[ZODB-Dev] Re: [Dev] ZODB is not a Storage Technology (Re: other formats )
John Anderson
john@osafoundation.org
Sat, 09 Nov 2002 09:09:49 -0800
Thanks for the very nice overview. Makes lots of sense and it will help
me as we jump into the code. I did have one question, see below
John
Mike C. Fletcher wrote:
> Okay, here's a quick overview of the guts, presented as an outline.
> I've assumed you'll be reading the summaries with the source-code open
> in another window to see what's being described, so I've not gone into
> any details as to how anything is done.
>
> The objects likely best to concentrate on for understanding the
> low-level guts are the FileStorage, the Connection, and the
> _defaulttransaction. I've given you quick summaries of what you'll
> find in most of the files in the ZODB4 CVS packages (ZODB, Transaction
> and Persistence), the zLOG project is just logging facilities, nothing
> really close to the core of the ZODB. The indentation is primarily
> showing usage patterns (for instance, fsindex is really only used by
> FileStorage AFAIK), though I've also used it to group items which can
> be considered sub-categories of the superior item.
>
> I'll work on details tomorrow if I can get some more time,
> questions/directions in which you'd like more coverage quite welcome.

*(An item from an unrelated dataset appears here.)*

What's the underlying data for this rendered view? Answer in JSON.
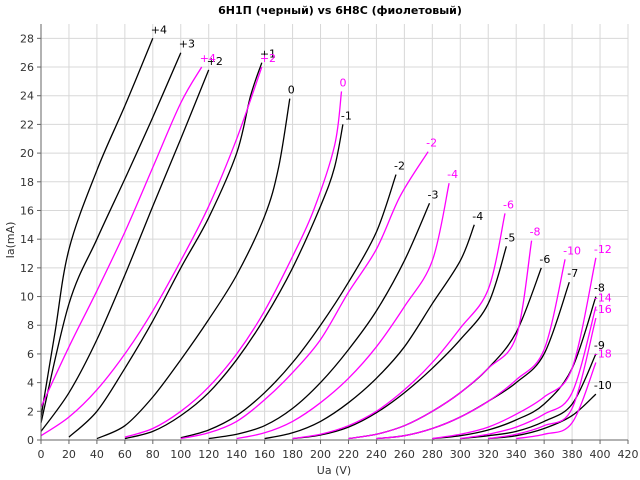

> BTW: I've copied the ZODB-dev list so that others can correct anything
> I've messed up, or add anything that they consider critical to
> understanding the system.
>
> Enjoy,
> Mike
>
> ZODB:
> Storage (BaseStorage sub-classes):
> """Storages are responsible for maintaining object state records
>
> They can also maintain undo (transaction) and versional records.
> """
> FileStorage:
> """Default ZODB storage
>
> The FileStorage is a linear aggregate of all transactions,
> and transactions are aggregates of all changed objects.
> Transactions are added at the end of the file, with
> later changes to a particular object conceptually overwriting
> the earlier changes.
>
> Versions (personal views of the dbase) are just transactions
> which are declared to have version information. The versions
> form linked lists (they point to the last transaction in the
> version).
>
> Storages which have undo support (such as filestorage) have
> a pack method which basically copies all objects forward until
> there is a single current set. Then discards anything not in
> the current set.
Does it copy "in place" so that if you pulled the plug while in pack
your file is corrupted?
>
> """
> fsIndex:
> """Index from persistent OID -> file position index
> The fsIndex provides optimised index to
> individual objects
> within the data file of the FileStorage. The index can
> be rebuilt merely be scanning through the entire datafile.
> """
> TmpStore:
> """Storage for transaction save-points"""
> DBMStorage:
> """Simple storage based on GDBM/AnyDBM"""
> MappingStorage:
> """A demonstration of a volatile in-memory storage"""
>
> utility mechanisms:
> TimeStamp:
> """TimeStamp C exetension type"""
> Serialize:
> """Pickle-like storage (cPickle plus some custom code)"""
> referencesf:
> """finds object refs in pickle strings"""
> file_lock:
> """(small) wrapper to do cross-platform locking of
> files"""
> fsdump, fsrecover:
> """Debugging/utility code"""
>
> Connection:
> """Object-space in which application objects live
>
> Uses an in-memory object-cache (see below)
>
> Provides object-access (get root dict, get object by oid)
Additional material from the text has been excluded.